In his upcoming movie “Jack and Jill,” Adam Sandler cross-dresses to play Jack’s twin sister, Jill. It might be a surprising departure for Sandler, but other actors known for male-targeted roles have also dressed in drag on camera, including the star of summer action film “Cowboys & Aliens.” See who else:
Craig cross-dressed for a WeAreEquals.org public service announcement to promote International Women’s Day. The ad first shows the “Cowboys & Aliens” actor as a man; in the second part of the PSA, he appears dressed as a woman while a voiceover outlines the disparity between men and women in modern society.
Franco dressed up as Marilyn Monroe for the 2011 Academy Awards telecast, a move that would devolve into one of the Oscars’ oddest moments of all time. He was originally supposed to portray Cher, but when Cher’s song “You Haven’t Seen the Last of Me Yet” from “Burlesque” wasn’t nominated, the telecast’s writers had other ideas.
In an interview with Playboy, the “127 Hours” actor explained: “They said, ‘You’ll come out as Marilyn Monroe. It’ll be funny.’ Me in drag is not funny. Me in drag as Cher trying to sing like her is a thing. That didn’t happen, so then I just didn’t want to argue anymore.”
This Oscar-winning actor got one of his big breaks on the set of “Bosom Buddies” in 1980, a role that required Hanks and costar Peter Scolari to dress and act like women. It wasn’t a role he completely embraced at the time; at the 8th Annual TV Land Awards in 2010, Hanks told a Los Angeles Times reporter: “We would tell the writers, ‘Aren’t we strong enough as clever guys with our banter? Isn’t that enough?’ And then there would be the next episode and we’d have to dress up.”
Murphy is no stranger to a fat suit and women’s clothing. He played the roles of Mama and Grandma Klump in “The Nutty Professor” and “Nutty Professor II: The Klumps,” as well as the lazy Rasputia Latimore in 2007’s “Norbit.”
Lawrence played the larger-than-life title role in the three “Big Momma” films: “Big Momma’s House,” “Big Momma’s House 2” and “Big Mommas: Like Father, Like Son.” In each movie, the actor wore a fat suit to simulate the body of a 300-pound woman.
“If a guy can dress up in women’s clothing and have you believe that he’s really a woman and the situation is funny, that’s where all the humor comes from,” Martin Lawrence told PopEater in February 2011. The Big Momma role wasn’t Lawrence’s first time in drag, however: He made Sheneneh a household name in ’90s TV shows “Martin” and “In Living Color.”

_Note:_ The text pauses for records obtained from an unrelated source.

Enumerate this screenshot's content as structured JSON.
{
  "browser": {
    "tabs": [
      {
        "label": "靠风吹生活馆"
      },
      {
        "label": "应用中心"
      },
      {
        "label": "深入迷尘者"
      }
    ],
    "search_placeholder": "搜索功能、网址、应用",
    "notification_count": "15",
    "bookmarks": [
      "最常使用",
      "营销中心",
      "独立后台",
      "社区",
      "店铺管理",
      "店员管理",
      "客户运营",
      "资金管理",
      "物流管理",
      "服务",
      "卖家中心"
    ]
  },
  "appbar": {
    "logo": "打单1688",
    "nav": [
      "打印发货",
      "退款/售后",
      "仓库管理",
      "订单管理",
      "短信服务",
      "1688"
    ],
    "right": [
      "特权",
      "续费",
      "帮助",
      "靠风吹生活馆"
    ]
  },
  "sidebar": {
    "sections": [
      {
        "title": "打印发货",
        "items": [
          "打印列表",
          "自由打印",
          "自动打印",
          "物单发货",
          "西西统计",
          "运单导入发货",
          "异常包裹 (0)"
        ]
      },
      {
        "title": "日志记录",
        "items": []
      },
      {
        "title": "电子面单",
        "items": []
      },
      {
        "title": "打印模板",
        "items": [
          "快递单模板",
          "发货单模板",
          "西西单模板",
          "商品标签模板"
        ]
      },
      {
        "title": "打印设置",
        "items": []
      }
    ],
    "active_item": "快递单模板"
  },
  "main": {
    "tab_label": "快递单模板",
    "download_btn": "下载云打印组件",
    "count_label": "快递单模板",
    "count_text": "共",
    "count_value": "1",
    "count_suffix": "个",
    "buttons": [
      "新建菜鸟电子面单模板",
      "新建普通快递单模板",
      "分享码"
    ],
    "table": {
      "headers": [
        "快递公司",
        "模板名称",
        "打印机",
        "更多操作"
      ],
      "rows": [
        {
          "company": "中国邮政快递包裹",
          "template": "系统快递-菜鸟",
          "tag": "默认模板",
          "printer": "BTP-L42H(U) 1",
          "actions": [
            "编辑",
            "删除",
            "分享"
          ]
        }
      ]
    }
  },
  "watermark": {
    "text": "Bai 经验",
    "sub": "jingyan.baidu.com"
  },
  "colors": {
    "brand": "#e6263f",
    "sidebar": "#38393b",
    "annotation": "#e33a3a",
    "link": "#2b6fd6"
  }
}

Wesley Snipes, John Leguizamo, and Patrick Swayze
All three cross-dressed as co-stars in the 1995 film “To Wong Foo, Thanks for Everything! Julie Newmar.”
For Snipes, whose super-macho thriller “Money Train” came out in theaters just two months afterward, the role of drag queen Noxeema Jackson was an intentionally dramatic departure.
“I did it not so much because I have a thriving, burning passion to be in a dress, but because nobody would expect me to do it,” Snipes revealed in a 1995 interview. “Frankly, I’m a little concerned about me being perceived as just an action guy.”
Swayze cross-dressed to portray Vida Boheme, a role that he wasn’t the least bit intimidated about playing. “I don’t have anything to prove,” Swayze told Entertainment Weekly in 1995. “I’m as heterosexual as a bull moose. That’s what made me so comfortable as Vida.” (Swayze died in 2009.)
Among Travolta’s many head-turning roles over the years is his version of Edna Turnblad in the 2007 remake of “Hairspray.” Like Snipes and Lawrence, he emphasized the role’s inherent challenge as a driving factor in his decision to do the movie. “Playing a woman attracted me,” Travolta told the New York Times in 2007. “Playing a drag queen did not. The vaudeville idea of a man in a dress is a joke that works better onstage than it does on film, and I didn’t want any winking or camping.”